Dominant design is a technology management concept introduced by James M. Utterback and William J. Abernathy in 1975, identifying key technological features that become a de facto standard.[1] A dominant design is the one that wins the allegiance of the marketplace, the one to which competitors and innovators must adhere if they hope to command significant market following.[2]
When a new technology emerges (e.g. computer GUI operating systems) – often firms will introduce a number of alternative designs (e.g. Microsoft – Windows, Apple Inc. – Mac OS and IBM – OS/2). Updated designs will be released incorporating incremental improvements. At some point, an architecture that becomes accepted as the industry standard may emerge, such as Microsoft Windows.[3] The dominant design has the effect of enforcing or encouraging standardization so that production or other complementary economies can be sought. Utterback and Suarez (1993) argue that the competitive effects of economies of scale only become important after the emergence of a dominant design, when competition begins to take place on the basis of cost and scale in addition to product features and performance.[4]

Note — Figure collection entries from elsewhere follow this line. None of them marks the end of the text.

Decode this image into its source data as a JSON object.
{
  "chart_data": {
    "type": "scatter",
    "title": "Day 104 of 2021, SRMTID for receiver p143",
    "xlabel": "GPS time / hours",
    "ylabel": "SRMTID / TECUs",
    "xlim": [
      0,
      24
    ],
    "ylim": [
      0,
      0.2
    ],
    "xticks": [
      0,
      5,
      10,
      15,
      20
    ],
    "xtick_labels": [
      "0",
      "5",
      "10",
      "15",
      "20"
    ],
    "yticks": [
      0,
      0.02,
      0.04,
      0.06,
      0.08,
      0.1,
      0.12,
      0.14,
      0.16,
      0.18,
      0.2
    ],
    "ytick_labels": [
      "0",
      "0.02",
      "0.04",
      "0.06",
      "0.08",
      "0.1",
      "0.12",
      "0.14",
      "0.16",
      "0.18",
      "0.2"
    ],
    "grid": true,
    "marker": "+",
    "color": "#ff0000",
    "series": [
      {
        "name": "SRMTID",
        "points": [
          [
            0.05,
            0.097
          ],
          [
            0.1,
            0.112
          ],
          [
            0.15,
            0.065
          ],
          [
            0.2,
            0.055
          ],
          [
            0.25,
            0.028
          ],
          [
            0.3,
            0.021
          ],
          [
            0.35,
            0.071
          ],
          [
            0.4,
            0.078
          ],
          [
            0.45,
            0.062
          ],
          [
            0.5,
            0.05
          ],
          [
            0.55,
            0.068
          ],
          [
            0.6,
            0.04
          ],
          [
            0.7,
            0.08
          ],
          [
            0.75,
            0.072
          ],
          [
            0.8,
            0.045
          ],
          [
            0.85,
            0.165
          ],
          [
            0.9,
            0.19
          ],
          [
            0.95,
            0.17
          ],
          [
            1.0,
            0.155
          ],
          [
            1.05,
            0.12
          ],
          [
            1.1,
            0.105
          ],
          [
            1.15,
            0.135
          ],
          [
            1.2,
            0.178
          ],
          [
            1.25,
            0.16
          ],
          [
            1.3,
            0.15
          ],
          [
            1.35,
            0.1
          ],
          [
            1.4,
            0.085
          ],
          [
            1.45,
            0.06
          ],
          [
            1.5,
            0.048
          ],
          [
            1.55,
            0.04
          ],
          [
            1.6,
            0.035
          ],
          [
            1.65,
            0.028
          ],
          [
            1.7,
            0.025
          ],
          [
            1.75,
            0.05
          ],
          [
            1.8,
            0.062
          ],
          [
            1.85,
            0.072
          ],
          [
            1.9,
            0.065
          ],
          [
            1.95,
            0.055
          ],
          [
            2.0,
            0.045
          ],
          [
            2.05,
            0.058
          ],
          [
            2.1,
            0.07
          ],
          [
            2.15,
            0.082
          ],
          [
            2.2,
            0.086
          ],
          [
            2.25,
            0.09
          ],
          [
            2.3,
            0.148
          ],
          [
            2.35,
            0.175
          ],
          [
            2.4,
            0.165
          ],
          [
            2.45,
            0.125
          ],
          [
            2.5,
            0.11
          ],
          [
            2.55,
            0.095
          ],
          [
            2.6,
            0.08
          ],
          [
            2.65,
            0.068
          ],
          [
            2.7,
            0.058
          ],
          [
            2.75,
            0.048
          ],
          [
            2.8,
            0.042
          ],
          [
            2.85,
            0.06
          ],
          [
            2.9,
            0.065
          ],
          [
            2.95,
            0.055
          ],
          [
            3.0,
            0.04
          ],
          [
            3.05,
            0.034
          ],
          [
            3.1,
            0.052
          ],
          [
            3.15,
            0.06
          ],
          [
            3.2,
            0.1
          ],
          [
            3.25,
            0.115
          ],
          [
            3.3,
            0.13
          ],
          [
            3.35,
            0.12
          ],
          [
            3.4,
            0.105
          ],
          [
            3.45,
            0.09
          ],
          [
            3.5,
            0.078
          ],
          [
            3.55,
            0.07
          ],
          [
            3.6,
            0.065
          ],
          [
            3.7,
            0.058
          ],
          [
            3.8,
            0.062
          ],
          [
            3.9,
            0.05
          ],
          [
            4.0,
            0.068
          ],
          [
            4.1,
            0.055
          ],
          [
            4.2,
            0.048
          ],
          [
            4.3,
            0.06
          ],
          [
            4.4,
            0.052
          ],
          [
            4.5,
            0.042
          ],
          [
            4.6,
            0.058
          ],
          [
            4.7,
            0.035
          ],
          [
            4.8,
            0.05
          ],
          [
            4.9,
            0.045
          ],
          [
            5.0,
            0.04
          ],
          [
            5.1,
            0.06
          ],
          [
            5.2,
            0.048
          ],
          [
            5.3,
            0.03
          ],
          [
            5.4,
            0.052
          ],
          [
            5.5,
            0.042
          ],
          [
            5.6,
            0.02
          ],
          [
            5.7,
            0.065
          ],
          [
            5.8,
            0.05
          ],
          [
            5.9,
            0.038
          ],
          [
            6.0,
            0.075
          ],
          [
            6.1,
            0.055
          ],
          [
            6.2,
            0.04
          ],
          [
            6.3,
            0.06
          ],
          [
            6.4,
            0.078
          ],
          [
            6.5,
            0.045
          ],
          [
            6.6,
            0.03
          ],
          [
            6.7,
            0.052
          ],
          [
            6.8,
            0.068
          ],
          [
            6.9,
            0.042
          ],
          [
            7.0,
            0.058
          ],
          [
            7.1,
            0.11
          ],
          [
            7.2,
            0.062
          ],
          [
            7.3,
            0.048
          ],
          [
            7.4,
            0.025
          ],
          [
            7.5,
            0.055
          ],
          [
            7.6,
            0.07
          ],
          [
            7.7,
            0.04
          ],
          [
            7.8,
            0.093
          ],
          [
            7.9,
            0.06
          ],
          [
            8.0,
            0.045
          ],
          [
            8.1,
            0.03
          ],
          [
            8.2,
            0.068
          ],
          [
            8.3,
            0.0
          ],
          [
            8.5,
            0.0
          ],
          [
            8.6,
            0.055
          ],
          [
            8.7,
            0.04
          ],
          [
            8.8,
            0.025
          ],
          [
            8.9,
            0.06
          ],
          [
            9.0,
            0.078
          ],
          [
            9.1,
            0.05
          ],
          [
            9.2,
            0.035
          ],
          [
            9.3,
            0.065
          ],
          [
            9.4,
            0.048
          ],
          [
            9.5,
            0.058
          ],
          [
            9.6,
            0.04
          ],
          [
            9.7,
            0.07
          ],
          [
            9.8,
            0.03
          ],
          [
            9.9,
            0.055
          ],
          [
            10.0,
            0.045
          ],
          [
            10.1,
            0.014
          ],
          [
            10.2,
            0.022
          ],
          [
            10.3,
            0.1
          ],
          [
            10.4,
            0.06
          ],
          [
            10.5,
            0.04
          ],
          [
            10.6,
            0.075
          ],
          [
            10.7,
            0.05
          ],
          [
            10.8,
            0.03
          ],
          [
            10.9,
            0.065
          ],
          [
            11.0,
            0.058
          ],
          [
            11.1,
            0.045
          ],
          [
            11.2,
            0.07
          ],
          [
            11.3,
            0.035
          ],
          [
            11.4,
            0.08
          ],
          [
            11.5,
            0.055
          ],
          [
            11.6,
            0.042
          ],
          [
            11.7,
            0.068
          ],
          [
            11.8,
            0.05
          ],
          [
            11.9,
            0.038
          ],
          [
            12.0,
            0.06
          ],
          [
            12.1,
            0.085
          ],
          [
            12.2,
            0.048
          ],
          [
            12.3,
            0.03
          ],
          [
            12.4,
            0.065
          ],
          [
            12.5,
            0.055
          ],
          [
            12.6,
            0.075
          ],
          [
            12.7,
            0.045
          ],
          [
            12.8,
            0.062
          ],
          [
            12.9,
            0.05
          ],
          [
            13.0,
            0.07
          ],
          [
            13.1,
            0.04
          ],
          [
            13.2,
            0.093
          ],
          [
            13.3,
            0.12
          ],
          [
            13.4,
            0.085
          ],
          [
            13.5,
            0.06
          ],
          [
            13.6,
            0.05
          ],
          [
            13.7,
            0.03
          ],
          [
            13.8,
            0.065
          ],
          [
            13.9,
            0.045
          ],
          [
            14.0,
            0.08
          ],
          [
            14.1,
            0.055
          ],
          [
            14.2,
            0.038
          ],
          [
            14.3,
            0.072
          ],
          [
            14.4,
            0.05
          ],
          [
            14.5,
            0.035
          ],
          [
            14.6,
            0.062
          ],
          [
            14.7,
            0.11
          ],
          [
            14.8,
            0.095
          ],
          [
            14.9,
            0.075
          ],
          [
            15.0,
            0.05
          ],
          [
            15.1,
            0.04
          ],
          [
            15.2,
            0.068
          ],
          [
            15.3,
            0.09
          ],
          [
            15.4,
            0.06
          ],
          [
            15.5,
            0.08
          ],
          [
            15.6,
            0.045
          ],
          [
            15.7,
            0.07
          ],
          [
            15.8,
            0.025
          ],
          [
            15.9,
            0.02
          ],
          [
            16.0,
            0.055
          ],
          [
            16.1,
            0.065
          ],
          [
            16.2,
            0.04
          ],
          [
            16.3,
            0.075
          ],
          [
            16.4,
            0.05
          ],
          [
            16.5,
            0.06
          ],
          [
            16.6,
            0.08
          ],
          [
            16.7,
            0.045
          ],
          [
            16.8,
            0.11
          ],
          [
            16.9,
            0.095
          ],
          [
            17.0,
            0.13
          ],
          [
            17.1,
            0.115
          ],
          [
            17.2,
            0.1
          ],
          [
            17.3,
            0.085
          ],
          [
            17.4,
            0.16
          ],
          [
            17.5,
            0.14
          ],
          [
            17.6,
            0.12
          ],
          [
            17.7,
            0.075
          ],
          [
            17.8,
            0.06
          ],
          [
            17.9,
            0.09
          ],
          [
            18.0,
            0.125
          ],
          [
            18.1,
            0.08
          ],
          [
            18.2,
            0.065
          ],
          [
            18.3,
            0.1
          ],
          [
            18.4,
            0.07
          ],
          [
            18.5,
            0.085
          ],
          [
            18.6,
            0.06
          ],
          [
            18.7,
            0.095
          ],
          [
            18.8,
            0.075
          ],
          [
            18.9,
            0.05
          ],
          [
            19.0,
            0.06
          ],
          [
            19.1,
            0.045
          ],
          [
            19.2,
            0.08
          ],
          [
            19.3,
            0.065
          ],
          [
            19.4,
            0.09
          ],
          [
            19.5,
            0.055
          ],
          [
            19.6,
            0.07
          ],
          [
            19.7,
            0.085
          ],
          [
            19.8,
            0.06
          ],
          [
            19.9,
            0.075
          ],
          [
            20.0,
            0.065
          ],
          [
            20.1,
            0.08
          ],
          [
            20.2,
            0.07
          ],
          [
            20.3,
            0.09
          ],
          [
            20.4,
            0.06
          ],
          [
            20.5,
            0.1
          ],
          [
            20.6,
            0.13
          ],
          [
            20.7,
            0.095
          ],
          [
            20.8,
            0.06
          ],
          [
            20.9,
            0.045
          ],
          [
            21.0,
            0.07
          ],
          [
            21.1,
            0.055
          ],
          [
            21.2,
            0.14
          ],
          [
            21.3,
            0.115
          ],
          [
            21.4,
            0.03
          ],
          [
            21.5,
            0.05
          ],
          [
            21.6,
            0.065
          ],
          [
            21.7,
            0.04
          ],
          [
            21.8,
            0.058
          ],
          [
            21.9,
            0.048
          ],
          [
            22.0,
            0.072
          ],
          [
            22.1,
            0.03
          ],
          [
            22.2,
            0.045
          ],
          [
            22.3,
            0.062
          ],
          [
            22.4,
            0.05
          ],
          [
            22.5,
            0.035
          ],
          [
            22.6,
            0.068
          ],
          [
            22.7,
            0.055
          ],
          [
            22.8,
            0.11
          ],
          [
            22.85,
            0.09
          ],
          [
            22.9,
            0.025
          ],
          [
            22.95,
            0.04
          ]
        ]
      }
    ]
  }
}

Dominant designs may not be better than other designs; they simply incorporate a set of key features that sometimes emerge due to technological path dependence and not necessarily strict customer preferences. An often cited, albeit incorrect, example is the QWERTY keyboard, supposedly designed to overcome operative limitations on the mechanical typewriter but now almost universally preferred over other keyboard designs.[5] Dominant designs end up capturing the allegiance of the marketplace; this can be due to network effects, technological superiority, or strategic manoeuvering by the sponsoring firms.
Dominant designs are often only identified after they emerge. Some authors consider the dominant design as emerging when a design acquires more than 50% of the market share.[6] A more promising approach is to study the specific product innovations introduced by different firms over time to determine which ones are retained.[7]